「ごめん、意味分かんないんだけど。誰と誰が付き合ってたって?」

「だから、俺と桜だよ。本当に知らなかったのか?あんだけ噂されてたのにさ」

記憶を高校時代まで遡ってみる。だけど、そんな噂聞いた事なかった……はず。私だけ知らなかったの?

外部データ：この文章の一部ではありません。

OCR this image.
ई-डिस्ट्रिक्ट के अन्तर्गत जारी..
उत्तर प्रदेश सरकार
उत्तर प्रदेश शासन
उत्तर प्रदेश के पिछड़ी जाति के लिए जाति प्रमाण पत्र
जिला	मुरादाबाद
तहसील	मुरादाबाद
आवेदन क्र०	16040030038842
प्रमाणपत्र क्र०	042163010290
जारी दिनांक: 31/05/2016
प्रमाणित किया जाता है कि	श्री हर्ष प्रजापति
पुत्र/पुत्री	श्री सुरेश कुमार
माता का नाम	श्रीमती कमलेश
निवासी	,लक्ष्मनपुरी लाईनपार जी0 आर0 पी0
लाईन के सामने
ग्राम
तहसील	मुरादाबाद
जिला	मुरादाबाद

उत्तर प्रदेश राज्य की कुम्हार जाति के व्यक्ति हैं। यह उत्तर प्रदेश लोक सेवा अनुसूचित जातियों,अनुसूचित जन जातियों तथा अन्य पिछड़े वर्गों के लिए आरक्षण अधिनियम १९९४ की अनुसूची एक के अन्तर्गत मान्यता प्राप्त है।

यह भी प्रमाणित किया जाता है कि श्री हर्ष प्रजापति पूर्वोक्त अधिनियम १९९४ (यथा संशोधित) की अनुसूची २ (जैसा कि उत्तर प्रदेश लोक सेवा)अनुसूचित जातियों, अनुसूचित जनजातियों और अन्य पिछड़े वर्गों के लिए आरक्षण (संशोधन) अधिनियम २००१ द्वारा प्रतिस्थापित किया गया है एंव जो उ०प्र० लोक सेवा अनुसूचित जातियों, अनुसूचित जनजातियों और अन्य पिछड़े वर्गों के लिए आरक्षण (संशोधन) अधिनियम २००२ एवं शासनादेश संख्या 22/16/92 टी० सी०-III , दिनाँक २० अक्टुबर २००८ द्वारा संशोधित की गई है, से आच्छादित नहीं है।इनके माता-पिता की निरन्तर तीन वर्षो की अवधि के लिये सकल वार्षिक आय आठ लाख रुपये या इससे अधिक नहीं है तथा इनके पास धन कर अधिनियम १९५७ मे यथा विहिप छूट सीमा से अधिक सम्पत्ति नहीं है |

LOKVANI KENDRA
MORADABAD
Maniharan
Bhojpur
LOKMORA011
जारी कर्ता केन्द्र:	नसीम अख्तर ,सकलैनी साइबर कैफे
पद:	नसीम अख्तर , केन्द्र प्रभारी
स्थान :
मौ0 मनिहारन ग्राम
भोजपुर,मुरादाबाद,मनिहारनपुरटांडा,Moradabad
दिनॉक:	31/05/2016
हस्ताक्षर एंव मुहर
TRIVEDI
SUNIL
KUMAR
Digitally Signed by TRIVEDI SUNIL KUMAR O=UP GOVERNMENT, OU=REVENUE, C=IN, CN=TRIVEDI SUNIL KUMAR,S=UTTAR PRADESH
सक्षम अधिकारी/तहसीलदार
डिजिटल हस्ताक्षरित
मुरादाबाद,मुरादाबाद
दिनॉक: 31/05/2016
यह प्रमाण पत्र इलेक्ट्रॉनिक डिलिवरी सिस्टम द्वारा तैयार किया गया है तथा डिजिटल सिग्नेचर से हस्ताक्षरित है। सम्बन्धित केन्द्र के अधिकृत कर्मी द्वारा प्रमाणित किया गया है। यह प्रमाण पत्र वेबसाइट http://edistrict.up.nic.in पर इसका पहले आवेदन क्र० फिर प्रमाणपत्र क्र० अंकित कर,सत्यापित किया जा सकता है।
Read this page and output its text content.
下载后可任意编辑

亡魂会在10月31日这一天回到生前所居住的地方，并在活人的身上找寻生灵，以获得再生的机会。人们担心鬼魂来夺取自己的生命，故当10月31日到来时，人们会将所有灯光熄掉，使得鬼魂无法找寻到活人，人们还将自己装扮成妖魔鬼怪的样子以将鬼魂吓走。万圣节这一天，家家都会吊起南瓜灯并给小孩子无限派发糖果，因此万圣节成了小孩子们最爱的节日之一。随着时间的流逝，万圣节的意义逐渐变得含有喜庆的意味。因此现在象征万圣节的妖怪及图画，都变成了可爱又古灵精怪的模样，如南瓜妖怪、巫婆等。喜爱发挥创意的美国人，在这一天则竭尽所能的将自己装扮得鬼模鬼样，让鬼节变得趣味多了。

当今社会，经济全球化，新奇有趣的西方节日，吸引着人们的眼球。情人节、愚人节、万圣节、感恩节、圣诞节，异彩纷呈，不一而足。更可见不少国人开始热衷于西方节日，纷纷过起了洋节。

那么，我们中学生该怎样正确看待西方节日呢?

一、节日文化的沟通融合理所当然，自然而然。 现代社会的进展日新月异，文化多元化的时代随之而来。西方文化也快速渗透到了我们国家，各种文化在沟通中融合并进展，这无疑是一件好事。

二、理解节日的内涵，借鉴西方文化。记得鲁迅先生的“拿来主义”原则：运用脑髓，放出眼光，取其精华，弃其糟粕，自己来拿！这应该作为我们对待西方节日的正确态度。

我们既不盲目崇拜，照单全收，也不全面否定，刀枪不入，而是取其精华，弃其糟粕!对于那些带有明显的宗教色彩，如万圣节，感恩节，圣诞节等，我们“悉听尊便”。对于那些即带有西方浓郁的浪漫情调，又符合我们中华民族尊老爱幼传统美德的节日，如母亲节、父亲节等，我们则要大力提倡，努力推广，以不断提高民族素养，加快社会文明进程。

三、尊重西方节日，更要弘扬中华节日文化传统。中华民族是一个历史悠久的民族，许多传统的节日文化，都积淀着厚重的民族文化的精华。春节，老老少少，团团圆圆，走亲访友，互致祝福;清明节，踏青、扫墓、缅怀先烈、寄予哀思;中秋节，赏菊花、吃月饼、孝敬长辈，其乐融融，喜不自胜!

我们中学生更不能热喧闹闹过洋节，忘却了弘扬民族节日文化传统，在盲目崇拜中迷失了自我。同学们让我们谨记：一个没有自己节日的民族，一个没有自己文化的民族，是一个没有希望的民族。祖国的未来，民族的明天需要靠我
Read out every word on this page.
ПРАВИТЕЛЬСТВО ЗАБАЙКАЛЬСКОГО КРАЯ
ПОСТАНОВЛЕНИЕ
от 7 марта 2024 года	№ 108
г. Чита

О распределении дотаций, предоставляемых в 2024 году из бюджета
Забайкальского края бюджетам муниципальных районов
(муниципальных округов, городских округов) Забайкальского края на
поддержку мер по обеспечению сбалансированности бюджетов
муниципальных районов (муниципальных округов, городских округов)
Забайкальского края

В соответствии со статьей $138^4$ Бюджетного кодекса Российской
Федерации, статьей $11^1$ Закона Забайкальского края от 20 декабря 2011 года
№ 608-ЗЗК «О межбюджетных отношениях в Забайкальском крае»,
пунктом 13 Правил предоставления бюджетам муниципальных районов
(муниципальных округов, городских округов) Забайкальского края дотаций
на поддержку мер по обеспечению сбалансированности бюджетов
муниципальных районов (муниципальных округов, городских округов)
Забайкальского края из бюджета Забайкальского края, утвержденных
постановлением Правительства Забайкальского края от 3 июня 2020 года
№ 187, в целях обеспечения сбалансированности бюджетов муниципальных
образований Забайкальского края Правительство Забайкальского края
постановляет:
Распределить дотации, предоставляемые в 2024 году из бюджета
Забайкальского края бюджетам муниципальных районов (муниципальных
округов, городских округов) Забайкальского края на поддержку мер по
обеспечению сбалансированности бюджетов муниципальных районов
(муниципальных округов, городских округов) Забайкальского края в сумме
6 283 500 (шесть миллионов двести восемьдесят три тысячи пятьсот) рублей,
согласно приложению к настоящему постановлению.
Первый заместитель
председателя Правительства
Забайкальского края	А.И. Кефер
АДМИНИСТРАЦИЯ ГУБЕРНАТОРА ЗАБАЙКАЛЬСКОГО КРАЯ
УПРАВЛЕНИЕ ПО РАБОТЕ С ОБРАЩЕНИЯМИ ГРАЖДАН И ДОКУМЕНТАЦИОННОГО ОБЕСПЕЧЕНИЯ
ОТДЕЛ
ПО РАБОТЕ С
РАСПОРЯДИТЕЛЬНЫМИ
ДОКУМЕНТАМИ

「……全然知らなかった。でもさ、蒼志もそんな噂あるって知ってたなら何で否定しなかったのよ?」

「まぁ一つは面倒かったからかな。あの頃は俺に言い寄ってくる女子をウザいと思っててさ、桜と付き合ってる事にしてたら告白も減ったしちょうど良かったんだ」

噂を利用したってわけね。それにしても一言くらい言ってくれれば良かったのに。

「他にも理由があるの?」

私が尋ねると、蒼志は何も言わずにじぃっと私を見てきた。

「もう時効だしいいか。もう一つの理由は……桜に男が寄り付かないようにする為だよ。お前モテたって言ったろ?」

「何でそんな事」

意味不明。私がモテるのが気に入らなかったって事?でも蒼志には関係ないじゃない。

そんな事を思いながら、蒼志の返事を待った。

「……学生時代、桜の事がずっと好きだったんだよ。だから絶対他の男に渡したくなかった」

「えっ」

私の頭の中で色んな思考が入り乱れる。蒼志が私の事を?

えっ?

えっ!?

蒼志の方を見ると、空を見ながら懐かしそうな表情をしていた。